Introducing her Fuck The Monoculture project as a spoken-word poem, Anushka Sani, founder of Thought Over Design, argued that consumers are using the internet to find a space of commonality in which we behave, act and express ourselves in similar ways, even though we are unique. She believes that we need to find new language, aesthetics and actions to embrace our distinct individuality online.
- Ted Hunt, critical designer
One of the weekend’s most solution-driven speakers was critical designer Ted Hunt, who believes that the hegemony of Google Search is feeding an online monoculture by condensing our universal knowledge. ‘Google is broken; it needs fixing,’ he told attendees. ‘Everyone is selling us better. But we’re living in an age in which ‘less bad’ becomes good.’
In response, Hunt has crowdsourced an alternative, This, a proposed new search engine with multiple algorithms to collectively imagine an internet with diversified outcomes. Rooted in different types of knowledge, these alternatives included a search engine based on grief, astrology, history and even another point of view – such as gender, age, culture and language.
During an interactive workshop session, Hunt also invited attendees to design their own search engine and find new ways to broaden our cognitive spectrum. By exploring the internet through new perspectives, such as indigenous knowledge and non-human realities, Hunt believes we can expand our consciousness and disrupt a linear way of thinking.

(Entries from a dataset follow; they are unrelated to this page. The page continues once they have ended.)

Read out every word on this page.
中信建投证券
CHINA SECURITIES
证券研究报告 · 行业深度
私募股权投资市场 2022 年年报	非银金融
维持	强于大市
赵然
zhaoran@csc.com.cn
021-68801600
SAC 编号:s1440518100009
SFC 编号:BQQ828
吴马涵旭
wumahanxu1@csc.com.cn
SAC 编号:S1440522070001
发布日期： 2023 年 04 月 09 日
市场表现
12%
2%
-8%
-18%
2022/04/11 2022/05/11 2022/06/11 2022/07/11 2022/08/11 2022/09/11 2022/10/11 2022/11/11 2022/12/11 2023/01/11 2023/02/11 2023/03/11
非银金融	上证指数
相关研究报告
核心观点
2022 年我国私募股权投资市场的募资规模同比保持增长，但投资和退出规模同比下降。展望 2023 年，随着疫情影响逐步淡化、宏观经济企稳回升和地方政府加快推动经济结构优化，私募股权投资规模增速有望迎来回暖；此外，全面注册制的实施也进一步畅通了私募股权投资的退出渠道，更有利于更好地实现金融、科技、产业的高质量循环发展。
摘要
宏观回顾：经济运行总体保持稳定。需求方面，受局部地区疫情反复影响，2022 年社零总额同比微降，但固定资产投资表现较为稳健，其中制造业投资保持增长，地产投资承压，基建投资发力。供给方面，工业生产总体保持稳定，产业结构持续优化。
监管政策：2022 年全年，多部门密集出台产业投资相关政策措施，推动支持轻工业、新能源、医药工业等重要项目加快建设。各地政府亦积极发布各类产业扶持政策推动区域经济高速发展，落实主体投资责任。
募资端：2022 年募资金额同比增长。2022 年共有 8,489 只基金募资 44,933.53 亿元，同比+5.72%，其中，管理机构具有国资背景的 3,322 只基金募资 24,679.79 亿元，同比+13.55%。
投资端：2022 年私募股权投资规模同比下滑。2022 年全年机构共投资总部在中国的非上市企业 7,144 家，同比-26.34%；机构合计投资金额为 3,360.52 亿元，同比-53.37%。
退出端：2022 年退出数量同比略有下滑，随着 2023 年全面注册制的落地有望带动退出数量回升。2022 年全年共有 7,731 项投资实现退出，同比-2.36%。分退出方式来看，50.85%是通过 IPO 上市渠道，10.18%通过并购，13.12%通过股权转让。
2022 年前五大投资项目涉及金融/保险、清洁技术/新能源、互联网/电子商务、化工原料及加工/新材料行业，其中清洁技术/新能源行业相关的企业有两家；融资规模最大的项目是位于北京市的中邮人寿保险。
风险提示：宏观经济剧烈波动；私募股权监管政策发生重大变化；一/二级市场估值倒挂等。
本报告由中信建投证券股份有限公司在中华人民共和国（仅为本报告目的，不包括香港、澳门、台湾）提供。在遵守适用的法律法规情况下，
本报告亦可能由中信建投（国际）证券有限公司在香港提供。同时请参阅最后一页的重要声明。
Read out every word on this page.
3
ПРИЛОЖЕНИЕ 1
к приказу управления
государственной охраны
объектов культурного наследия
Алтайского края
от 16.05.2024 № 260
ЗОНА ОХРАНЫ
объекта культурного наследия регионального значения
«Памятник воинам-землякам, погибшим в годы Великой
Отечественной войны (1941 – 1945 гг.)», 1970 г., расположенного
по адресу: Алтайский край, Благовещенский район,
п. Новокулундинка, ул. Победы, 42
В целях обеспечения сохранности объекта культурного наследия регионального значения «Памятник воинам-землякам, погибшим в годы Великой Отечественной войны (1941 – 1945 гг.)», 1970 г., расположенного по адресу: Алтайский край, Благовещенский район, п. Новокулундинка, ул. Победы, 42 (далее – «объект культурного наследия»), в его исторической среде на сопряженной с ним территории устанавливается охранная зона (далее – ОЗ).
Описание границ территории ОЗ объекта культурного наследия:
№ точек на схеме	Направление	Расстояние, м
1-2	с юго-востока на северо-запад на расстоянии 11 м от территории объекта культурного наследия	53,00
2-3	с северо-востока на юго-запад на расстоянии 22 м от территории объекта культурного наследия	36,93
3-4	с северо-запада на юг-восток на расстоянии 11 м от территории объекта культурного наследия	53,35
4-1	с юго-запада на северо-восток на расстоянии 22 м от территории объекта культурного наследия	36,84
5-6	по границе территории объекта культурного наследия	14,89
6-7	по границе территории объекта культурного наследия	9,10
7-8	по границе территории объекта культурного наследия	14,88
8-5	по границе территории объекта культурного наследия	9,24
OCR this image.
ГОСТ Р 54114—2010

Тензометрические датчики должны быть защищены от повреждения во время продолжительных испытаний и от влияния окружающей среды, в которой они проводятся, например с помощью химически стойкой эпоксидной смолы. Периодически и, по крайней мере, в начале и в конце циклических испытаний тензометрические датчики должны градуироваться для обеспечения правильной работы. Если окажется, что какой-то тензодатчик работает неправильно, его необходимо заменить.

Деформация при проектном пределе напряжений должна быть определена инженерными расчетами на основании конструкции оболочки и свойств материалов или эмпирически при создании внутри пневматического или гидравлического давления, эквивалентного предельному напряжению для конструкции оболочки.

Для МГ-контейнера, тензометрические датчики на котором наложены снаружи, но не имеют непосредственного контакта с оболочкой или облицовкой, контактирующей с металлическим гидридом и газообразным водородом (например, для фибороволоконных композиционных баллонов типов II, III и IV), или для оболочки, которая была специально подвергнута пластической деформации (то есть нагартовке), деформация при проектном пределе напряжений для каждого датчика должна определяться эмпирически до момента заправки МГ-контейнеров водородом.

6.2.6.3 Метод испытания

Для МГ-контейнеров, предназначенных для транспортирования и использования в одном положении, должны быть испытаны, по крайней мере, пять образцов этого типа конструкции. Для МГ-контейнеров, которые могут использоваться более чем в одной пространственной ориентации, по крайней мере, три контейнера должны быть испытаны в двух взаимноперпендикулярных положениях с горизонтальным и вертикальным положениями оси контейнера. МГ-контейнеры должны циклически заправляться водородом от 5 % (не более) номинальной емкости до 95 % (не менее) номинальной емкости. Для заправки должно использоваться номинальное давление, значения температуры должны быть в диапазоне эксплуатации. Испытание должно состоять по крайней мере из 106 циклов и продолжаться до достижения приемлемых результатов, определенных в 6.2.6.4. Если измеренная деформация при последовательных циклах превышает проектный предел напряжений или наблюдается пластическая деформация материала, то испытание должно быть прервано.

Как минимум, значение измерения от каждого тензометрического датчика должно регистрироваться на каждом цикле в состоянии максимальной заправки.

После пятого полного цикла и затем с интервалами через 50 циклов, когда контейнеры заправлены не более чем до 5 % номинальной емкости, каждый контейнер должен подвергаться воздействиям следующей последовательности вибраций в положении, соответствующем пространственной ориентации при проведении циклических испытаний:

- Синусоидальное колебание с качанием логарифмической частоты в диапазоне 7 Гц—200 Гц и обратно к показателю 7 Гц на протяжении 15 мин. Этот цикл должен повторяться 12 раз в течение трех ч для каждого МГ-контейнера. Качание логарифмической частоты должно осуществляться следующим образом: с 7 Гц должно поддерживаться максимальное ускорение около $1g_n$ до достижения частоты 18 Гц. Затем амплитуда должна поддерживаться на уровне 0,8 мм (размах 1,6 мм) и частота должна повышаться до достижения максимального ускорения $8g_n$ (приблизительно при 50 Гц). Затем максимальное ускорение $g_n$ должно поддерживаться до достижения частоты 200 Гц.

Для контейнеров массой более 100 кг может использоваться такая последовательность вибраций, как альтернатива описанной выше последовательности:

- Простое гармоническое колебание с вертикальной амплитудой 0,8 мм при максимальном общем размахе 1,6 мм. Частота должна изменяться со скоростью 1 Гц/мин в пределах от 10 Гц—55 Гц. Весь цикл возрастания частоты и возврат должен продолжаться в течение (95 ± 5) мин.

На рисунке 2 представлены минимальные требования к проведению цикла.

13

: Design is being redesigned. As Sarah Gold notes, brands must eradicate claims of purpose and human-centrality and instead shift their focus to designing for societal good. For more, read our new macrotrend Post-purpose Brands
: Humans are keen to view life through new perspectives. As explored by Ted Hunt, the internet has the potential to offer this, and brands must create tools to help expand our collective consciousness.